“¿Sabés...?” le preguntó él muy serio, interrumpiendo la conversación que venían teniendo, casi como si hubiera estado guardándose algo difícil de contar y no pudiera esperar para sacárselo de adentro. Ella le dijo que no, que no sabía, y contuvo el aliento, un poco temerosa ante las innumerables y nefastas posibilidades. “Te puedo oler desde acá.”
La mujer se rió ante ese gran anuncio, aliviada y divertida a la vez. Relajándose nuevamente, arqueó una ceja y preguntó: “¿Me olés desde ahí? ¿Qué olés?”
“A vos.”
Ella insistió. “¿Y a qué huelo?”
Su voz sonaba irritada cuando contestó: “¡Mi Dios, olés a vos!”
La respuesta tenía tal convicción y autosuficiencia, que la mujer no pudo resistirse. Incorporándose en el sofá, se sentó a lo indio y enroscó el cable del telefono en su muñeca, casi como un estrangulador lo haría antes de atacar.
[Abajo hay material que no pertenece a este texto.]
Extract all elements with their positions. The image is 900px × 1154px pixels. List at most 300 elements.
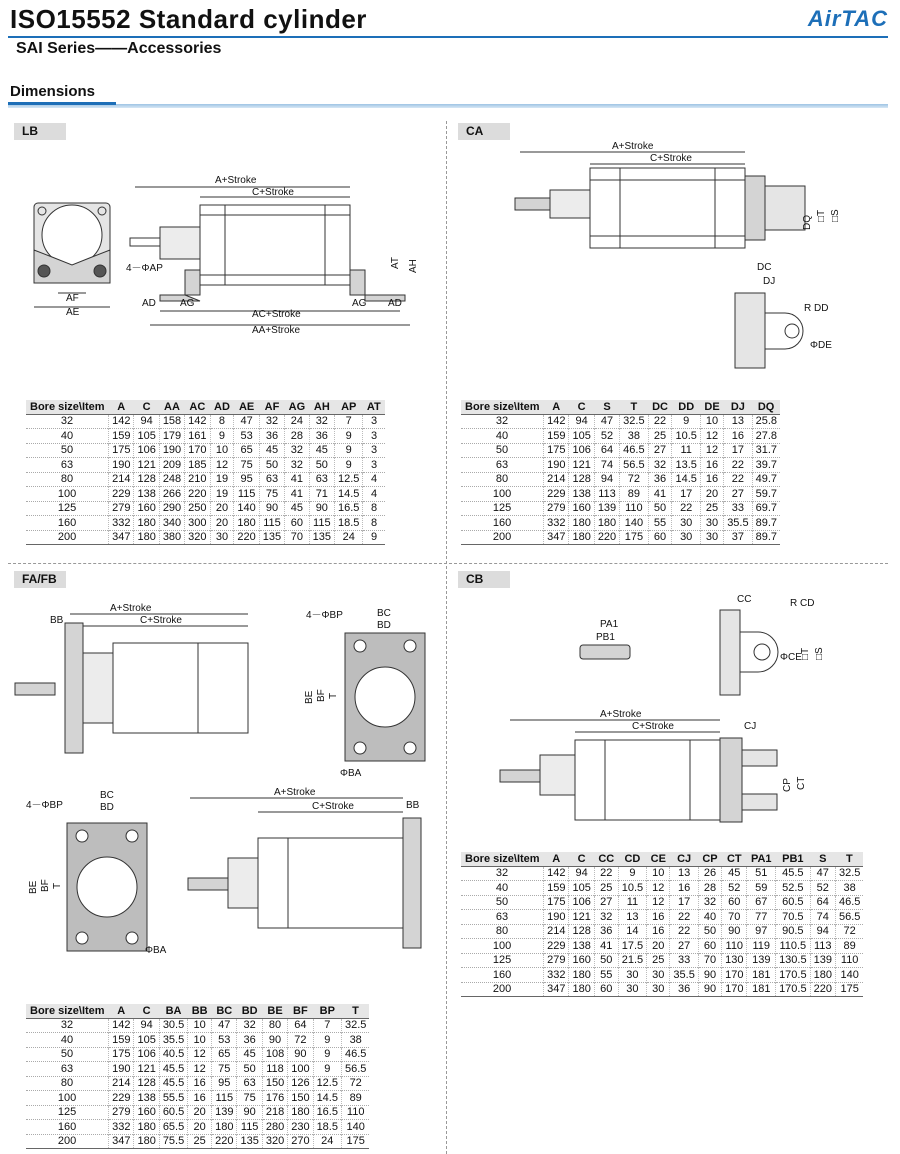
table-cell: 9 [335, 458, 363, 473]
table-cell: 8 [363, 501, 385, 516]
table-cell: 159 [109, 1033, 134, 1048]
table-cell: 24 [285, 414, 310, 429]
table-cell: 18.5 [313, 1120, 341, 1135]
table-cell: 229 [109, 1091, 134, 1106]
table-row [461, 895, 863, 910]
table-cell: 25 [648, 429, 672, 444]
table-cell: 53 [234, 429, 259, 444]
cb-label-cj: CJ [744, 721, 757, 732]
table-cell: 75 [234, 458, 259, 473]
table-cell: 9 [335, 429, 363, 444]
table-header-cell: AT [363, 400, 385, 414]
table-row [461, 953, 863, 968]
cb-pin [580, 645, 630, 659]
table-cell: 32 [698, 895, 721, 910]
table-cell: 4 [363, 487, 385, 502]
table-cell: 332 [544, 968, 569, 983]
page-title: ISO15552 Standard cylinder [10, 4, 367, 34]
table-cell: 46.5 [341, 1047, 369, 1062]
table-header-cell: T [341, 1004, 369, 1018]
table-cell: 45 [309, 443, 334, 458]
table-cell: 3 [363, 458, 385, 473]
table-cell: 90.5 [776, 924, 811, 939]
table-cell: 19 [210, 487, 234, 502]
table-cell: 36 [309, 429, 334, 444]
table-cell: 179 [159, 429, 184, 444]
table-cell: 60 [594, 982, 618, 997]
table-cell: 10 [210, 443, 234, 458]
table-row [461, 429, 780, 444]
table-row [461, 924, 863, 939]
table-cell: 190 [544, 458, 569, 473]
lb-drawing [20, 165, 440, 340]
table-cell: 110.5 [776, 939, 811, 954]
table-cell: 3 [363, 429, 385, 444]
fafb-flange-front-bottom [67, 823, 147, 951]
table-cell: 17 [670, 895, 698, 910]
table-cell: 35.5 [670, 968, 698, 983]
table-cell: 11 [618, 895, 646, 910]
table-cell: 90 [722, 924, 747, 939]
table-cell: 181 [747, 968, 776, 983]
bore-size-cell: 160 [26, 516, 109, 531]
table-cell: 53 [212, 1033, 237, 1048]
table-cell: 37 [724, 530, 752, 545]
table-cell: 75 [237, 1091, 262, 1106]
table-cell: 65 [212, 1047, 237, 1062]
table-cell: 138 [134, 1091, 159, 1106]
table-cell: 60 [698, 939, 721, 954]
table-header-cell: BD [237, 1004, 262, 1018]
table-cell: 16 [700, 472, 723, 487]
table-header-cell: DD [672, 400, 700, 414]
table-cell: 45.5 [776, 866, 811, 881]
table-cell: 218 [262, 1105, 287, 1120]
bore-size-cell: 125 [461, 953, 544, 968]
ca-label-de: ΦDE [810, 340, 832, 351]
table-cell: 158 [159, 414, 184, 429]
cb-label-rcd: R CD [790, 598, 815, 609]
table-cell: 16 [724, 429, 752, 444]
table-cell: 12 [647, 895, 670, 910]
table-cell: 214 [109, 1076, 134, 1091]
table-header-cell: C [134, 1004, 159, 1018]
bore-size-cell: 32 [461, 414, 544, 429]
table-cell: 45 [237, 1047, 262, 1062]
table-row [26, 530, 385, 545]
table-cell: 60 [285, 516, 310, 531]
title-rule [8, 36, 888, 38]
table-cell: 63 [237, 1076, 262, 1091]
bore-size-cell: 32 [26, 1018, 109, 1033]
table-cell: 332 [109, 516, 134, 531]
table-row [461, 530, 780, 545]
table-cell: 25 [647, 953, 670, 968]
table-cell: 50 [237, 1062, 262, 1077]
table-cell: 24 [335, 530, 363, 545]
fafb-label-bd-top: BD [377, 620, 391, 631]
lb-label-ah: AH [408, 259, 419, 273]
table-cell: 52 [594, 429, 619, 444]
table-cell: 50 [594, 953, 618, 968]
table-cell: 142 [544, 414, 569, 429]
lb-end-view [34, 203, 110, 283]
table-cell: 110 [620, 501, 648, 516]
table-cell: 160 [134, 501, 159, 516]
table-cell: 28 [285, 429, 310, 444]
table-cell: 180 [288, 1105, 313, 1120]
table-cell: 214 [109, 472, 134, 487]
table-cell: 4 [363, 472, 385, 487]
fafb-label-ba-top: ΦBA [340, 768, 362, 779]
table-cell: 72 [620, 472, 648, 487]
table-cell: 16 [188, 1091, 212, 1106]
table-cell: 8 [363, 516, 385, 531]
table-cell: 89 [835, 939, 863, 954]
table-cell: 9 [335, 443, 363, 458]
ca-tag: CA [458, 123, 510, 140]
table-cell: 25 [594, 881, 618, 896]
fafb-label-bf-top: BF [316, 689, 327, 702]
table-cell: 26 [698, 866, 721, 881]
table-cell: 50 [698, 924, 721, 939]
table-cell: 22 [670, 910, 698, 925]
table-cell: 140 [835, 968, 863, 983]
bore-size-cell: 100 [26, 487, 109, 502]
table-cell: 106 [569, 895, 594, 910]
table-cell: 74 [810, 910, 835, 925]
table-cell: 128 [134, 472, 159, 487]
bore-size-cell: 80 [26, 472, 109, 487]
table-cell: 7 [335, 414, 363, 429]
table-cell: 47 [212, 1018, 237, 1033]
table-cell: 40.5 [159, 1047, 187, 1062]
table-cell: 175 [544, 895, 569, 910]
table-cell: 95 [234, 472, 259, 487]
table-cell: 230 [288, 1120, 313, 1135]
table-row [461, 501, 780, 516]
table-cell: 17.5 [618, 939, 646, 954]
table-cell: 175 [109, 443, 134, 458]
ca-label-t: □T [816, 209, 827, 222]
table-header-cell: S [594, 400, 619, 414]
table-header-cell: Bore size\Item [26, 400, 109, 414]
ca-label-dj: DJ [763, 276, 776, 287]
quadrant-divider-vertical [446, 121, 447, 1154]
table-cell: 270 [288, 1134, 313, 1149]
table-cell: 150 [262, 1076, 287, 1091]
table-cell: 121 [134, 458, 159, 473]
table-cell: 279 [109, 501, 134, 516]
table-cell: 119 [747, 939, 776, 954]
table-cell: 106 [134, 1047, 159, 1062]
table-cell: 10 [188, 1018, 212, 1033]
table-row [26, 414, 385, 429]
table-header-cell: CC [594, 852, 618, 866]
table-cell: 56.5 [620, 458, 648, 473]
lb-label-ag-left: AG [180, 298, 195, 309]
table-row [461, 881, 863, 896]
table-cell: 279 [544, 953, 569, 968]
table-cell: 60 [648, 530, 672, 545]
table-cell: 50 [648, 501, 672, 516]
lb-label-ae: AE [66, 307, 80, 318]
table-cell: 170.5 [776, 982, 811, 997]
table-cell: 80 [262, 1018, 287, 1033]
table-header-cell: PA1 [747, 852, 776, 866]
table-header-cell: BC [212, 1004, 237, 1018]
table-cell: 180 [134, 530, 159, 545]
bore-size-cell: 50 [461, 443, 544, 458]
table-cell: 105 [569, 881, 594, 896]
fafb-label-be-bottom: BE [28, 880, 39, 894]
table-cell: 90 [698, 982, 721, 997]
bore-size-cell: 200 [26, 530, 109, 545]
bore-size-cell: 32 [461, 866, 544, 881]
table-header-cell: BB [188, 1004, 212, 1018]
table-cell: 140 [234, 501, 259, 516]
table-cell: 45.5 [159, 1076, 187, 1091]
table-cell: 14.5 [335, 487, 363, 502]
table-cell: 38 [341, 1033, 369, 1048]
table-cell: 67 [747, 895, 776, 910]
table-cell: 22 [724, 458, 752, 473]
bore-size-cell: 50 [26, 443, 109, 458]
table-cell: 77 [747, 910, 776, 925]
bore-size-cell: 80 [461, 472, 544, 487]
table-cell: 279 [544, 501, 569, 516]
table-cell: 20 [210, 501, 234, 516]
table-cell: 16 [647, 910, 670, 925]
table-row [26, 1105, 369, 1120]
table-cell: 21.5 [618, 953, 646, 968]
table-row [26, 516, 385, 531]
table-cell: 10 [647, 866, 670, 881]
fafb-label-bf-bottom: BF [40, 879, 51, 892]
table-row [26, 472, 385, 487]
table-cell: 16 [700, 458, 723, 473]
table-cell: 159 [109, 429, 134, 444]
table-cell: 279 [109, 1105, 134, 1120]
table-cell: 139 [594, 501, 619, 516]
table-header-cell: CP [698, 852, 721, 866]
table-cell: 65.5 [159, 1120, 187, 1135]
quadrant-divider-horizontal [8, 563, 888, 564]
table-row [26, 1018, 369, 1033]
table-header-cell: DE [700, 400, 723, 414]
table-cell: 36 [237, 1033, 262, 1048]
table-cell: 27 [724, 487, 752, 502]
cb-label-pb1: PB1 [596, 632, 615, 643]
table-cell: 170 [185, 443, 210, 458]
table-cell: 9 [210, 429, 234, 444]
table-cell: 214 [544, 472, 569, 487]
table-cell: 115 [309, 516, 334, 531]
table-cell: 30 [618, 968, 646, 983]
table-cell: 40 [698, 910, 721, 925]
table-cell: 32 [309, 414, 334, 429]
table-cell: 380 [159, 530, 184, 545]
table-cell: 64 [810, 895, 835, 910]
table-cell: 70 [698, 953, 721, 968]
table-cell: 32 [648, 458, 672, 473]
table-cell: 142 [109, 414, 134, 429]
lb-label-ag-right: AG [352, 298, 367, 309]
ca-eye-detail [735, 293, 803, 368]
table-cell: 115 [259, 516, 284, 531]
table-cell: 190 [544, 910, 569, 925]
table-header-cell: Bore size\Item [461, 400, 544, 414]
cb-tag: CB [458, 571, 510, 588]
table-cell: 113 [594, 487, 619, 502]
table-cell: 115 [237, 1120, 262, 1135]
table-cell: 20 [700, 487, 723, 502]
table-cell: 248 [159, 472, 184, 487]
table-cell: 22 [670, 924, 698, 939]
table-cell: 32 [594, 910, 618, 925]
table-row [26, 443, 385, 458]
table-cell: 10 [188, 1033, 212, 1048]
table-cell: 105 [134, 429, 159, 444]
table-cell: 30 [700, 530, 723, 545]
table-cell: 32 [285, 458, 310, 473]
bore-size-cell: 40 [26, 429, 109, 444]
table-row [26, 429, 385, 444]
table-cell: 14 [618, 924, 646, 939]
table-cell: 35.5 [159, 1033, 187, 1048]
table-header-cell: CT [722, 852, 747, 866]
table-row [26, 1062, 369, 1077]
fafb-label-ba-bottom: ΦBA [145, 945, 167, 956]
table-row [461, 414, 780, 429]
table-header-cell: C [569, 852, 594, 866]
table-cell: 3 [363, 443, 385, 458]
table-cell: 121 [134, 1062, 159, 1077]
table-cell: 22 [724, 472, 752, 487]
fafb-label-bc-bottom: BC [100, 790, 114, 801]
table-cell: 110 [835, 953, 863, 968]
table-row [461, 443, 780, 458]
table-cell: 9 [618, 866, 646, 881]
table-cell: 105 [134, 1033, 159, 1048]
bore-size-cell: 200 [26, 1134, 109, 1149]
table-cell: 12 [210, 458, 234, 473]
fafb-label-bc-top: BC [377, 608, 391, 619]
section-heading: Dimensions [10, 83, 96, 100]
table-cell: 121 [569, 458, 594, 473]
table-row [461, 982, 863, 997]
table-cell: 16 [647, 924, 670, 939]
bore-size-cell: 40 [461, 881, 544, 896]
ca-label-dq: DQ [802, 215, 813, 230]
lb-label-c-stroke: C+Stroke [252, 187, 294, 198]
table-cell: 12.5 [313, 1076, 341, 1091]
cb-label-s: □S [814, 647, 825, 660]
table-cell: 20 [188, 1105, 212, 1120]
fafb-label-t-top: T [328, 692, 339, 699]
fafb-flange-front-top [345, 633, 425, 761]
table-cell: 180 [134, 516, 159, 531]
lb-label-ac-stroke: AC+Stroke [252, 309, 301, 320]
table-cell: 220 [810, 982, 835, 997]
table-cell: 89 [620, 487, 648, 502]
table-cell: 347 [544, 982, 569, 997]
table-row [461, 487, 780, 502]
table-cell: 89 [341, 1091, 369, 1106]
table-cell: 139 [747, 953, 776, 968]
table-cell: 32.5 [341, 1018, 369, 1033]
table-cell: 170 [722, 982, 747, 997]
table-cell: 229 [109, 487, 134, 502]
table-cell: 185 [185, 458, 210, 473]
table-cell: 39.7 [752, 458, 780, 473]
cb-label-pa1: PA1 [600, 619, 619, 630]
table-cell: 175 [544, 443, 569, 458]
table-header-cell: CJ [670, 852, 698, 866]
table-cell: 28 [698, 881, 721, 896]
table-cell: 38 [835, 881, 863, 896]
table-header-cell: AF [259, 400, 284, 414]
ca-side-view [515, 168, 805, 248]
ca-label-rdd: R DD [804, 303, 829, 314]
table-cell: 220 [185, 487, 210, 502]
table-cell: 9 [313, 1047, 341, 1062]
table-cell: 190 [109, 458, 134, 473]
bore-size-cell: 100 [461, 939, 544, 954]
cb-side-view [500, 738, 777, 822]
table-row [461, 516, 780, 531]
table-header-cell: A [109, 400, 134, 414]
table-cell: 27 [648, 443, 672, 458]
table-cell: 110 [722, 939, 747, 954]
table-row [26, 1047, 369, 1062]
table-header-cell: AD [210, 400, 234, 414]
fafb-tag: FA/FB [14, 571, 66, 588]
table-cell: 17 [724, 443, 752, 458]
lb-label-aa-stroke: AA+Stroke [252, 325, 301, 336]
table-cell: 290 [159, 501, 184, 516]
fafb-label-a-stroke-top: A+Stroke [110, 603, 152, 614]
table-header-cell: A [109, 1004, 134, 1018]
table-row [461, 472, 780, 487]
table-cell: 140 [620, 516, 648, 531]
table-cell: 94 [810, 924, 835, 939]
table-cell: 70 [285, 530, 310, 545]
table-cell: 220 [234, 530, 259, 545]
table-cell: 332 [544, 516, 569, 531]
table-header-cell: CD [618, 852, 646, 866]
cb-drawing [490, 590, 850, 835]
table-cell: 115 [234, 487, 259, 502]
bore-size-cell: 63 [461, 458, 544, 473]
table-cell: 128 [569, 472, 594, 487]
lb-side-view [130, 205, 405, 301]
table-cell: 13 [670, 866, 698, 881]
table-cell: 41 [285, 487, 310, 502]
table-cell: 347 [544, 530, 569, 545]
table-cell: 30 [210, 530, 234, 545]
table-cell: 135 [237, 1134, 262, 1149]
table-cell: 20 [188, 1120, 212, 1135]
cb-label-ce: ΦCE [780, 652, 802, 663]
table-header-cell: PB1 [776, 852, 811, 866]
table-cell: 9 [672, 414, 700, 429]
table-cell: 95 [212, 1076, 237, 1091]
table-cell: 142 [109, 1018, 134, 1033]
table-cell: 36 [670, 982, 698, 997]
section-rule [8, 104, 888, 108]
table-row [461, 458, 780, 473]
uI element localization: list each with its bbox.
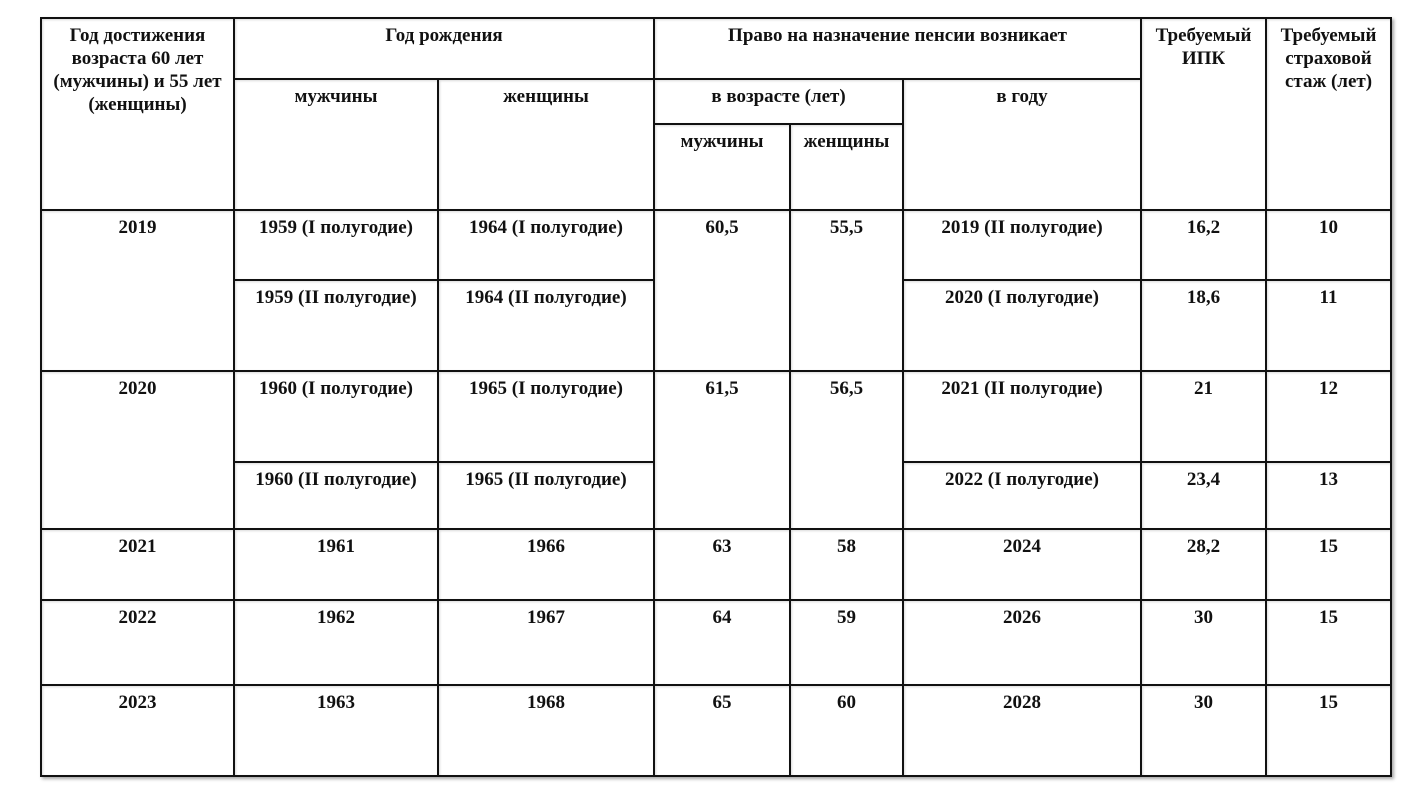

“Bueno, vos olés rico y picante. Es una mezcla de espuma, tabaco y el aroma propio de tu piel. Siempre el mismo, además. Olés sabroso, tibio y fresco a la vez.”
Deslizando sus dedos por el cable enredado, cual si fueran sus manos, siguió. “El olor a tabaco en tus dedos es más pronunciado, intenso y desvergonzado, casi pecaminoso. Es un olor que me enloquece.”
Él solo respondió con un 'ajá' extrañamente ronco, así que ella siguió provocando. “Tu sexo también tiene un olor especial, huele a... pan caliente, algo así, un olor familiar, seductor y sensual.”
“¿Sí?”
“Sí. Adoro su olor.” Ella sonrió y su sonrisa, reluciente en la oscuridad, ya se parecía a la del Gato de Cheshire. “Me encanta cómo olés, pero cuando estamos juntos el olor de tu piel cambia, se enreda con el mío y se convierte en un aroma áspero y almizclado, casi empalagoso. Olor a sudor y pasión.”
Lo oyó exhalar; lo imaginaba con el tubo del teléfono presionado contra su oído, inmóvil, atrapado por sus palabras como un pez en un anzuelo verbal.
“Tu boca, tu aliento, huele a una mezcla de menta fresca y tabaco otra vez; ahí el olor se confunde con los sabores, claro. Tu saliva es limpia y dulce, como el agua.”
Ella esperó un par de segundos, disfrutando del sonido irregular de su respiración, antes de dar el golpe de gracia. “Así que cuando te pregunte a qué huelo, no me digas: '¡mi Dios, olés a vos!'”
Tuvo que apartar el tubo de su oído, tan fuerte fue la carcajada que le respondió, y ella le hizo eco con su propio deleite. Cuando dejaron de reír, pudo al fin preguntar:
“Te tapé la boca, ¿no?”
“Sí.” dijo él, casi sin aliento por la risa.